# penn z series



## floridaface (Nov 16, 2009)

does anyone restore these penn reels? im looking to have the black parts repainted and maybe the guts polished to look like new. shoot me a pm if anyone can help me with this


----------



## lastcast (Oct 12, 2007)

Might want to give Ron a call at Rod N Reel Depot.
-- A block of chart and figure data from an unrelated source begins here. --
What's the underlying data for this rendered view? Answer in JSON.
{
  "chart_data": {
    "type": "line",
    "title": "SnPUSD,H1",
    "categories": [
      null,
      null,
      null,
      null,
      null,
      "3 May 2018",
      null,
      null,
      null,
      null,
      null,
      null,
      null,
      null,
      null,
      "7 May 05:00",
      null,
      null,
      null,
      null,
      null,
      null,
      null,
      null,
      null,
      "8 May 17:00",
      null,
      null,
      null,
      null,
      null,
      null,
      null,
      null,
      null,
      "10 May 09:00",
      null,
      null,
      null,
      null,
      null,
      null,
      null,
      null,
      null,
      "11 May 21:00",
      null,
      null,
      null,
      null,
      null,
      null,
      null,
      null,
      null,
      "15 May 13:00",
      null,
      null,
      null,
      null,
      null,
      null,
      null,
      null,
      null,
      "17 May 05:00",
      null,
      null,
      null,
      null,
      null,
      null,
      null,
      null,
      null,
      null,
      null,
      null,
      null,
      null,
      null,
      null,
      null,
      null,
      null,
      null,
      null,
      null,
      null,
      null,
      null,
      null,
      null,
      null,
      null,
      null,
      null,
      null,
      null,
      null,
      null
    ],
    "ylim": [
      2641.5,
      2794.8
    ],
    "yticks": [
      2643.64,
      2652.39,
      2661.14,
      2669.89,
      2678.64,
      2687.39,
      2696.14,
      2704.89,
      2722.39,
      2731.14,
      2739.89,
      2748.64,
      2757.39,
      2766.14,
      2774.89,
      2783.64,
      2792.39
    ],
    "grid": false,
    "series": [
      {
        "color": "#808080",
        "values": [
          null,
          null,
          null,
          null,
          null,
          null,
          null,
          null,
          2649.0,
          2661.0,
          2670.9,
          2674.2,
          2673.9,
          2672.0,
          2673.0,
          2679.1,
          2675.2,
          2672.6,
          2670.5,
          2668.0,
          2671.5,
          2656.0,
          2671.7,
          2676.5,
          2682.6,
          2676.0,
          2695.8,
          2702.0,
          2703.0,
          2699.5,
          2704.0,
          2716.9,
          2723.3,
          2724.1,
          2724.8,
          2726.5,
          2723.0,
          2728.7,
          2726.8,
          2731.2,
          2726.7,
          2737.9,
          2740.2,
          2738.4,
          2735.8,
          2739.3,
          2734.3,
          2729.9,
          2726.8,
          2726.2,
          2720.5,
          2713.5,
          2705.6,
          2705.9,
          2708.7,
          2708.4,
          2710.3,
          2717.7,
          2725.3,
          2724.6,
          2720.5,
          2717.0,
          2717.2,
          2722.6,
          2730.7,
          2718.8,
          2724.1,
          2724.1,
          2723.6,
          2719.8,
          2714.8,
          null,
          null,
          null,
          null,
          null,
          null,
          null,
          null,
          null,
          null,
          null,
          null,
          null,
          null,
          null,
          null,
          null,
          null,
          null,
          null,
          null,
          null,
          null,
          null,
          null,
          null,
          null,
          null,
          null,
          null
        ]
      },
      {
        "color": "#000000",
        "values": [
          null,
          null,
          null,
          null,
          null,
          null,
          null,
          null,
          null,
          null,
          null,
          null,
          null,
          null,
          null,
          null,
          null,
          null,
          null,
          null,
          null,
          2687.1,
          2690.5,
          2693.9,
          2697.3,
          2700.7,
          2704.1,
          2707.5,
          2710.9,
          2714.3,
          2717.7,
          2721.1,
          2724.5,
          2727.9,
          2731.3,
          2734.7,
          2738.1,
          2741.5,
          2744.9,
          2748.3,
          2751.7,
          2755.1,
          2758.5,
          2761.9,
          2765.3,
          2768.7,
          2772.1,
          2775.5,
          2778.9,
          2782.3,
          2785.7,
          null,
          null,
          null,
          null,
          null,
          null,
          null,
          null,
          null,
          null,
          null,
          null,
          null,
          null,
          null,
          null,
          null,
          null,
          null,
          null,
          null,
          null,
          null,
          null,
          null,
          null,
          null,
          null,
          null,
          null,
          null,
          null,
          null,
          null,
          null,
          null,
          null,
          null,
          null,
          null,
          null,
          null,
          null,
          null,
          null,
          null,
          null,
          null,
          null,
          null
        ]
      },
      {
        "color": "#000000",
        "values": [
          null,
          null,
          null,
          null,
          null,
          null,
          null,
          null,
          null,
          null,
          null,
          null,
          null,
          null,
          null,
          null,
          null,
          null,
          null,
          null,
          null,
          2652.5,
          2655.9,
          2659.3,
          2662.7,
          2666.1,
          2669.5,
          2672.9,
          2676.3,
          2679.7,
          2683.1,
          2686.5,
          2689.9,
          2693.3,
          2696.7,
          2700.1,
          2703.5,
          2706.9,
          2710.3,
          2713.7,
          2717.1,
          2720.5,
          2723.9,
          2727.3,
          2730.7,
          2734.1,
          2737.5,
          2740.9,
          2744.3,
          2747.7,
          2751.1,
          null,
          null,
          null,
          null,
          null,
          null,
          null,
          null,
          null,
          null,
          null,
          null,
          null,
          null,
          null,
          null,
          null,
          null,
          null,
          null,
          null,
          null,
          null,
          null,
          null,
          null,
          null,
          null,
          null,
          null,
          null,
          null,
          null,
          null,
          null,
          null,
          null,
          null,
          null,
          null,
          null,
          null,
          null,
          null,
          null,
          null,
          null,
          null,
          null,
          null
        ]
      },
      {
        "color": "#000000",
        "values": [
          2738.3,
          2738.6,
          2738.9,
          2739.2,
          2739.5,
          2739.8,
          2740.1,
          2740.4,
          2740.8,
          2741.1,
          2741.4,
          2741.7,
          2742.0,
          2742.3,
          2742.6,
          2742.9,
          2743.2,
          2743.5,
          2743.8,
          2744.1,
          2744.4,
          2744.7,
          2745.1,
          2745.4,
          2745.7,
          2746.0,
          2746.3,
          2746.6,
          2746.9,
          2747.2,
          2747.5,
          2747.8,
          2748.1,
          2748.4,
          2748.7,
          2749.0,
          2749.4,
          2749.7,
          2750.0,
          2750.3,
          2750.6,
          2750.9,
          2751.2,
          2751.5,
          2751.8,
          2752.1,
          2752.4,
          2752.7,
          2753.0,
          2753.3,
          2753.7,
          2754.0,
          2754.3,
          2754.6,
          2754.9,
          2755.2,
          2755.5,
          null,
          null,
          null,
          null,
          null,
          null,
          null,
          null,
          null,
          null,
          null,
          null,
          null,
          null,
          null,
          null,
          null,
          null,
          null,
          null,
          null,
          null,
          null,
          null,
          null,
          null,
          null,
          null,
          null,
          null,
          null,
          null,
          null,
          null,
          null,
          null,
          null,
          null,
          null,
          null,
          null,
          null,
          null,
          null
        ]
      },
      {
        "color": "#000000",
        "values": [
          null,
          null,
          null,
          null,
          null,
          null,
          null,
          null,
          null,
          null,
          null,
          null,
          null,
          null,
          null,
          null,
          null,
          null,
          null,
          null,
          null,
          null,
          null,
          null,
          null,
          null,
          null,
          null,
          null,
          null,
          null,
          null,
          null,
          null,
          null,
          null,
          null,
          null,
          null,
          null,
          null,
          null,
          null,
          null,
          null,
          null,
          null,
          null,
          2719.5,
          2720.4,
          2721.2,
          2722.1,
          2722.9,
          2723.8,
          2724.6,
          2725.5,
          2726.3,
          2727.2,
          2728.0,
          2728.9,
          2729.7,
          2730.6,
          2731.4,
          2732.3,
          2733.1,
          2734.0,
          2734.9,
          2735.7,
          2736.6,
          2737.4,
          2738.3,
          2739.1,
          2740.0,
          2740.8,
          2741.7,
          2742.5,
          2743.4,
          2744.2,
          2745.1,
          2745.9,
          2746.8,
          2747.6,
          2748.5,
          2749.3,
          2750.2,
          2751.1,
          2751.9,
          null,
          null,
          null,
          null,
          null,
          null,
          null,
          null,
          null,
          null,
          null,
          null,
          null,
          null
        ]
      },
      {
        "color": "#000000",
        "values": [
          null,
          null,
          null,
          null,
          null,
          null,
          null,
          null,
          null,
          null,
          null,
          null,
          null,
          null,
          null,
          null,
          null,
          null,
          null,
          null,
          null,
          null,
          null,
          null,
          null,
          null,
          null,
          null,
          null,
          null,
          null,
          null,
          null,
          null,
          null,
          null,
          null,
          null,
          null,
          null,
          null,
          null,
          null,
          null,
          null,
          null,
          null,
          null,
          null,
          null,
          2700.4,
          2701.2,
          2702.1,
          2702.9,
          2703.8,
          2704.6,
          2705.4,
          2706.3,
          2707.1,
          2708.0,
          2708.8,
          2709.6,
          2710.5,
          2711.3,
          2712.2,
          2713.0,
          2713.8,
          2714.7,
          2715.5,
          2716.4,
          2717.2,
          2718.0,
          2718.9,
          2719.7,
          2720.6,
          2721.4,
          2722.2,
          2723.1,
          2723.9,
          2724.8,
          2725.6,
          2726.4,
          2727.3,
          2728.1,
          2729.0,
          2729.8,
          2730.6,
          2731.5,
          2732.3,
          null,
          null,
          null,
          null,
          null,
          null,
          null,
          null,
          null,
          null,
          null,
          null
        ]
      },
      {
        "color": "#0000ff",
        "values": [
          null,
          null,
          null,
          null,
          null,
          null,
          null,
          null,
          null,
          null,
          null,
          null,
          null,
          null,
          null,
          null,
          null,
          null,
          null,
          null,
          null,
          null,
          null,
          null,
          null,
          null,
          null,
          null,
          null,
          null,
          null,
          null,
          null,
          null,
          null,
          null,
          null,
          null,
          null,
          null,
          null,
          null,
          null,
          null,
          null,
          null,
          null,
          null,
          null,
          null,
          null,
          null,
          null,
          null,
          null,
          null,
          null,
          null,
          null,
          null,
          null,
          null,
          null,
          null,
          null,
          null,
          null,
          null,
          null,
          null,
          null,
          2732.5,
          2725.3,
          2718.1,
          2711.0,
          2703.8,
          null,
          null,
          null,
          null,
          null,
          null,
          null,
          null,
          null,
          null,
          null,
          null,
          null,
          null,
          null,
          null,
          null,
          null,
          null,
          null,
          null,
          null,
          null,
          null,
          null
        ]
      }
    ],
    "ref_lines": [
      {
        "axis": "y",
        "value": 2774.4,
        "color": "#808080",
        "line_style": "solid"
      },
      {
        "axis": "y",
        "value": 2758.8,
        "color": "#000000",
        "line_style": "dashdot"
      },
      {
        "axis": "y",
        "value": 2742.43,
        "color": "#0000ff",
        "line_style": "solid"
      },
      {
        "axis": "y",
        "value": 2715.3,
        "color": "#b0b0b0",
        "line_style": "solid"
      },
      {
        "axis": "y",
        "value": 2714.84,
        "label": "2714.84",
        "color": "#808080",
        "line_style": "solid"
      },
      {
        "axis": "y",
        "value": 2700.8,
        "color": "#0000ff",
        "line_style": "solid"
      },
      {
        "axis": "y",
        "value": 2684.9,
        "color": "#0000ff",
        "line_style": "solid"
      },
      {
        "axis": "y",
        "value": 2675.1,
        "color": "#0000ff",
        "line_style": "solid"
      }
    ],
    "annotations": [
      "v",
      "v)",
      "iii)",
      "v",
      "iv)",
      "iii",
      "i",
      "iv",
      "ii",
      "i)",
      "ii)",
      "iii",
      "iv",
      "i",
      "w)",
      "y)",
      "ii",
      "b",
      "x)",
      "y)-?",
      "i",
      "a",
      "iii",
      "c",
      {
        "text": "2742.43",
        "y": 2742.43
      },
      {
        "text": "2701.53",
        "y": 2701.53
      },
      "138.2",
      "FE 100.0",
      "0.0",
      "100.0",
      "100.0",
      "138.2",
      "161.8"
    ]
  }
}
Not sure he does but might know someone.

Skip


----------



## meathunter (Nov 4, 2009)

YOU CAN DO THIS YOURSELF, A PIECE OF FINE SANDPAPER AND SOME STEEL WOOL WILL STRIP THE OLD PAINT (BE SURE TO TAPE ANY PART YOU DON'T WANT SPRAYED) THE INSIDE PARTS ARE EASY TO REMOVE, FIRST WASH REAL GOOD WITH HOT WATER AND DAWN DISH SOAP THEN POLISH WITH STEEL WOOL OR A DREMMEL TOOL WITH A FINE WIRE BRUSH ATTACHMENT. RELUBE EACH PART BEFORE REINSTALLING... BUY A CAN OF GOOD GLOSS SPRAY PAINT AND A CAN OF GOOD PRIMER. SPRAY WITH PRIMER AND AFTER DRYING SMOOTH WITH SANDPAPER THEN PRIME AGAIN, THEN SMOOTH AGAIN. WAIT TILL THE NEXT DAY TO SPRAY WITH BLACK PAINT, SMOOTH ANY RUNS BEFORE RESPRAYING. YOU CAN ADD AS MANY COATS AS YOU WISH FOR A DEEP, GLOSSY FINISH. TAKES A LITTLE TIME BUT GIVES YOU A GOOD FEELING AFTER DOING IT YOURSELF.


----------



## floridaface (Nov 16, 2009)

sounds good. i might try it out


----------



## Baitcaster (Oct 4, 2007)

need to check out stvtackett's Penns here on the forum . I believe he powder-coats his Z's and they look great ! (love the white one !)


----------